RP – É pouco, porque ainda temos um silêncio enorme em torno do tema. Mas, ao mesmo tempo, é muito. É histórico! Pela primeira vez no Brasil temos protagonistas gays (e atores assumidamente gays em papéis principais), em uma série de grande orçamento na TV, feita com cuidado, realismo e brilho.

Isso muda a régua. Abre um precedente. Mostra que é possível tratar da AIDS e das relações homoafetivas com dignidade, profundidade e força estética, sem cair em estereótipos ou narrativas marginalizadas.

Então eu vejo assim: é pouco diante do tamanho da urgência, mas é muito diante da conquista simbólica que representa. É um passo enorme, e precisa ser entendido como porta de entrada para que outras histórias venham, para que o tema deixe de ser exceção e passe a fazer parte do nosso repertório cultural de maneira contínua.

Qual a proposta de vocês para a temporada de Um Pequeno Incidente? Ela pode chegar a outros cenários mais populares, como escolas?
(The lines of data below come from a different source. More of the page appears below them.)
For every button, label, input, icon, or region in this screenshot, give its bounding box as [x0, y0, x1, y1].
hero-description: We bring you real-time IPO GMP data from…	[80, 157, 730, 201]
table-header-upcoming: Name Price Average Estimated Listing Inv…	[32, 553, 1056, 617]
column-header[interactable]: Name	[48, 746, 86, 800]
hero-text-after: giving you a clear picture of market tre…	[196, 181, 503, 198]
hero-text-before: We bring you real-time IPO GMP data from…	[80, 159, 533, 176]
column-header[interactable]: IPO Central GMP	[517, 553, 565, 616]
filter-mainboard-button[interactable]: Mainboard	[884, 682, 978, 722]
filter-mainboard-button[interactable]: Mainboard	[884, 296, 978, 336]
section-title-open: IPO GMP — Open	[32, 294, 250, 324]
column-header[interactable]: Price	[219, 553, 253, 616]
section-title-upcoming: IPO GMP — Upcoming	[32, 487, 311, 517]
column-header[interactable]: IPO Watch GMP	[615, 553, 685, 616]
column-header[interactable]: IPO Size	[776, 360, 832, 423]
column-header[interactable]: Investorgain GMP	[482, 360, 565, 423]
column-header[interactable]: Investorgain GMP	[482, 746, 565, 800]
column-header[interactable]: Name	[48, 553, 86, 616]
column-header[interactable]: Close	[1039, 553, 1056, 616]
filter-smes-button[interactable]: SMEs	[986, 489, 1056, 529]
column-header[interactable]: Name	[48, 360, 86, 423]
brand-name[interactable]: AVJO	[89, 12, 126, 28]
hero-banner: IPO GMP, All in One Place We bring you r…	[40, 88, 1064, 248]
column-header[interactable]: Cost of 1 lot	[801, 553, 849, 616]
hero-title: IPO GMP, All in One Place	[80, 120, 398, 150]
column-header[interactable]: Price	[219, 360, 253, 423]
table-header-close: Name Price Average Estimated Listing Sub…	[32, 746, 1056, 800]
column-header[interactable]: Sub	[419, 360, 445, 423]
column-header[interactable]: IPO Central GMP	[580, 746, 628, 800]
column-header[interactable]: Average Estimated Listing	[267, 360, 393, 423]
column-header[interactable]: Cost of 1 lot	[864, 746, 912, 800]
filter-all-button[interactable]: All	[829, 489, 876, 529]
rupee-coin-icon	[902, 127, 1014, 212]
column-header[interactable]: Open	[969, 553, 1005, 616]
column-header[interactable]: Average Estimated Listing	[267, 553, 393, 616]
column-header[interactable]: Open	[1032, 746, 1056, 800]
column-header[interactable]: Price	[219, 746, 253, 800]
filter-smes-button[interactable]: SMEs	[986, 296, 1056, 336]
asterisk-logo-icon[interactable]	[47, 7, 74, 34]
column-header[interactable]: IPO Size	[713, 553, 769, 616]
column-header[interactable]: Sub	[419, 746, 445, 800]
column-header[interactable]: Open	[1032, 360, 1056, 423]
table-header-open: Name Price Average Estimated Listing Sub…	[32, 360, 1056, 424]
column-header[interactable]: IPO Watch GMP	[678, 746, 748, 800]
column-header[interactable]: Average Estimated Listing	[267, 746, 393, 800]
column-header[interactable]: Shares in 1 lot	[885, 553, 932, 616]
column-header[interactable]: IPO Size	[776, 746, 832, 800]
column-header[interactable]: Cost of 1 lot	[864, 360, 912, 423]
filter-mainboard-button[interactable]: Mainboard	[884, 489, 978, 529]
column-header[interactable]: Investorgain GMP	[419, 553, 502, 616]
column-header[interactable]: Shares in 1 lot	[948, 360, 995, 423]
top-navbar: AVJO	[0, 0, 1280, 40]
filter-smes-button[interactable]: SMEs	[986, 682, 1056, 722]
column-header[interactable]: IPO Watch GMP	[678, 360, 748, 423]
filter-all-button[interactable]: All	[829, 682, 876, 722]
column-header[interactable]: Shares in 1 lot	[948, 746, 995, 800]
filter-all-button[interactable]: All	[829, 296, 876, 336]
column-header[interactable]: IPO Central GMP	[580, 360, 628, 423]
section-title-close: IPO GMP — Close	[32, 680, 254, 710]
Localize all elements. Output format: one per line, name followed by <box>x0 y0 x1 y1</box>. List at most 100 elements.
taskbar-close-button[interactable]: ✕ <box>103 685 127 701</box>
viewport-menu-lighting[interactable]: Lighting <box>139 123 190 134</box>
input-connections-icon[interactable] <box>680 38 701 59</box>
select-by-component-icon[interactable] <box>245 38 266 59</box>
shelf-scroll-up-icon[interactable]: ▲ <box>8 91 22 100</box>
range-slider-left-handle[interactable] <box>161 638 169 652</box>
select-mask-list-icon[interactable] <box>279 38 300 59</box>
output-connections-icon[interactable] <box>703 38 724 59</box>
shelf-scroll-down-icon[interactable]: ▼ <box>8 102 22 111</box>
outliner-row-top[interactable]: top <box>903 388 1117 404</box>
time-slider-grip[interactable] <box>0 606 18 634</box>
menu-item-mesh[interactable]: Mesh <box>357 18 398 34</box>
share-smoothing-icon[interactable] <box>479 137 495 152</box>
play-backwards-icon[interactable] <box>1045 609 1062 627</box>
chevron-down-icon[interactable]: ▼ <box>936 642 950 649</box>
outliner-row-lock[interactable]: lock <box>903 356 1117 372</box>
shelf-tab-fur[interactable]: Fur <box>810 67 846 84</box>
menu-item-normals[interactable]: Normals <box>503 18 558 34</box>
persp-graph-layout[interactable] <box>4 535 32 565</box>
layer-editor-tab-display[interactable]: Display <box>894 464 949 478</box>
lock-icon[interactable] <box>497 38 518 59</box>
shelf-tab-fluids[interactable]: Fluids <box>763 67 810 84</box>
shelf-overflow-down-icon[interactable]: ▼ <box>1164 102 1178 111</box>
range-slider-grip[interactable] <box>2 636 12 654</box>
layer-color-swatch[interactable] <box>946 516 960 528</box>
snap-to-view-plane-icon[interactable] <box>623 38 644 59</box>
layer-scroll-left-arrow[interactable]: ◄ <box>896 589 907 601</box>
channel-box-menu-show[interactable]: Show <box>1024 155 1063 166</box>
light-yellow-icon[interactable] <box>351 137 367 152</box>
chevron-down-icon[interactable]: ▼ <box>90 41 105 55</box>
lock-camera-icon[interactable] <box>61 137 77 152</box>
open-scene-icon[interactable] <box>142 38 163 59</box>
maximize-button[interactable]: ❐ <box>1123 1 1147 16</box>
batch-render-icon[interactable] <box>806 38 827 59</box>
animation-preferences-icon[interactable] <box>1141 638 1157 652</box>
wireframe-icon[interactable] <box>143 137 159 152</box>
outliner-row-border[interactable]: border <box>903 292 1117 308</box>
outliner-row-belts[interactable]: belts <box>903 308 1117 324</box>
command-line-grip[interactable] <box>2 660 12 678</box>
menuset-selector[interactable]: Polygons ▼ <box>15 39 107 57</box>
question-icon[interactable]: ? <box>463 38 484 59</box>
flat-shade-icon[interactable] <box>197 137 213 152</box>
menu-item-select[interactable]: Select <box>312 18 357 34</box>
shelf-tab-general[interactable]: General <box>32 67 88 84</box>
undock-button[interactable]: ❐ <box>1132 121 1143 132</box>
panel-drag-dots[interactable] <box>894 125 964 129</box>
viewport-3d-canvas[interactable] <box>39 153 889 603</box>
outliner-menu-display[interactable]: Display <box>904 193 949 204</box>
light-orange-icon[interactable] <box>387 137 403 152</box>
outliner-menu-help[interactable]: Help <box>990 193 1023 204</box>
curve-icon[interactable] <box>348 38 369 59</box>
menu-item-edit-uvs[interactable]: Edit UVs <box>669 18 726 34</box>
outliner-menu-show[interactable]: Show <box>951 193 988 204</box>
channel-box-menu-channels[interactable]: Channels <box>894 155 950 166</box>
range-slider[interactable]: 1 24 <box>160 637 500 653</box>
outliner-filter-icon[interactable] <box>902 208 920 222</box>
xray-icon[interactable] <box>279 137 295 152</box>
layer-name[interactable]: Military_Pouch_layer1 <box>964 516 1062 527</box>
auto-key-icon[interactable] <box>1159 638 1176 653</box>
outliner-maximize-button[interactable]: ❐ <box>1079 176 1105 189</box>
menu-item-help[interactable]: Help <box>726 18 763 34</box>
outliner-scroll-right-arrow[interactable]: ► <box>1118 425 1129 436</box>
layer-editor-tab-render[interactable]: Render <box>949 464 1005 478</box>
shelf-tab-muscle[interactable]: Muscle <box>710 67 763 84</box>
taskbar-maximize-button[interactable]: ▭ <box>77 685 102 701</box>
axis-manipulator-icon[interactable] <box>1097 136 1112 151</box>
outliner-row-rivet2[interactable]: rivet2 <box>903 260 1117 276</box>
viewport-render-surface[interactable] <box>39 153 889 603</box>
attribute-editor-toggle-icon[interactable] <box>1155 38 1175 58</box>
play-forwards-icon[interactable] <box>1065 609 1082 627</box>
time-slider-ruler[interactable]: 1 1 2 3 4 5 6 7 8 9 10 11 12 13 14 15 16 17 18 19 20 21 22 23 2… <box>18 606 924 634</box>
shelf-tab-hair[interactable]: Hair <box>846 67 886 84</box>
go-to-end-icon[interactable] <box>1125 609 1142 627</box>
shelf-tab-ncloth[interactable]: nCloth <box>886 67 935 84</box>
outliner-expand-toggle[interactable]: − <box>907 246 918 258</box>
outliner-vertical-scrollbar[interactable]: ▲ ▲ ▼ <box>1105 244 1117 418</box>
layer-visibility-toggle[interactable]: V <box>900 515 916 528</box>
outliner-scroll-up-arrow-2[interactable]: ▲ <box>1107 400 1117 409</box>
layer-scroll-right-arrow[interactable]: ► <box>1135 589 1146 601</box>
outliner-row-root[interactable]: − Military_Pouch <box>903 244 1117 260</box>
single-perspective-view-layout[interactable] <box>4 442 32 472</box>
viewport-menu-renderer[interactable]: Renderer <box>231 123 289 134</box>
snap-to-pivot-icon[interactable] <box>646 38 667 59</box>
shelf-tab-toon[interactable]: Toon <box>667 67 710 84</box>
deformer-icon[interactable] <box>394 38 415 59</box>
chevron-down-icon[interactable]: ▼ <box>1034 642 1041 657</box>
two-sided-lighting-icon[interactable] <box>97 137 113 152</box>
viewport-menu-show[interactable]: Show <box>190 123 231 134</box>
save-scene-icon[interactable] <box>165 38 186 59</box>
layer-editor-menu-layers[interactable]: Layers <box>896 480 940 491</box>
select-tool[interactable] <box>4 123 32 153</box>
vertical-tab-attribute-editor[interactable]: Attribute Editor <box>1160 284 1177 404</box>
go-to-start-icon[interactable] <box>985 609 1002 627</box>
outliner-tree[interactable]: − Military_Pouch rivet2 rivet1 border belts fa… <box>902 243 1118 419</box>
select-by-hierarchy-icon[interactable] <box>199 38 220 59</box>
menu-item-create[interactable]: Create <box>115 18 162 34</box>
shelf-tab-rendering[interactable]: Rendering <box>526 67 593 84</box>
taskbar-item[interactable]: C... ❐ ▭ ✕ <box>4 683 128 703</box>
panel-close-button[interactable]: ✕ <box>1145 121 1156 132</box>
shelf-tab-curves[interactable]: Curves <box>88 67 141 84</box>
RP – A proposta da temporada de Um Pequeno Incidente é justamente ampliar o alcance dessa discussão. A peça nasce para os palcos, mas não queremos que ela se restrinja apenas a um público já acostumado a frequentar teatro.

Nosso desejo é que ela circule, que vá até onde a conversa sobre AIDS e preconceito ainda é tabu. A juventude de hoje não viveu o impacto da epidemia nos anos 1980 e 1990 e, muitas vezes, cresce acreditando que a AIDS não existe mais ou que é um assunto distante da sua realidade.

Levar a peça para teatros variados, empresas, escolas, quem sabe, é plantar uma semente de consciência, empatia e responsabilidade afetiva.

Aproximar o tema das novas gerações, dialogar com comunidades diversas, criar rodas de conversa depois das sessões. Fazer o teatro cumprir a sua função de ponte: entre gerações, entre classes sociais, entre realidades.

Além da peça, como estão seus planos profissionais?

RP- Além de Um Pequeno Incidente, sigo envolvido em diferentes frentes. No teatro, estou desenvolvendo novos textos e projetos que dialogam com questões sociais e afetivas, sempre buscando esse equilíbrio entre humor, drama e reflexão.

Em janeiro estreio HABITAT, com texto de minha autoria com Fernanda de Freitas e Rogério Brito sob direção de Éric Lenate e Lavínia Pannunzio. Clarice e Nelson, com texto meu circula pelo país e este mês estreia em Porto Alegre com Carol César e Marcos Pitombo, depois de temporada no Poeirinha.

Também dirigi o monólogo de humor sobre maternidade com Wanessa Morgado e texto de Andrea Baititucci.

No audiovisual, tenho roteiros em andamento, séries e filmes em fase de desenvolvimento e captação. É um momento de bastante criação e de colocar em prática ideias que venho maturando há anos.

Me interessa muito transitar entre linguagens — do palco à tela — e levar sempre comigo esse olhar para personagens complexos, para histórias que provocam, que emocionam e que possam abrir conversas necessárias.

Então, os planos profissionais estão nesse caminho: multiplicar possibilidades e continuar contando histórias que importam, na TV, teatro ou cinema, sempre com empatia e propósito.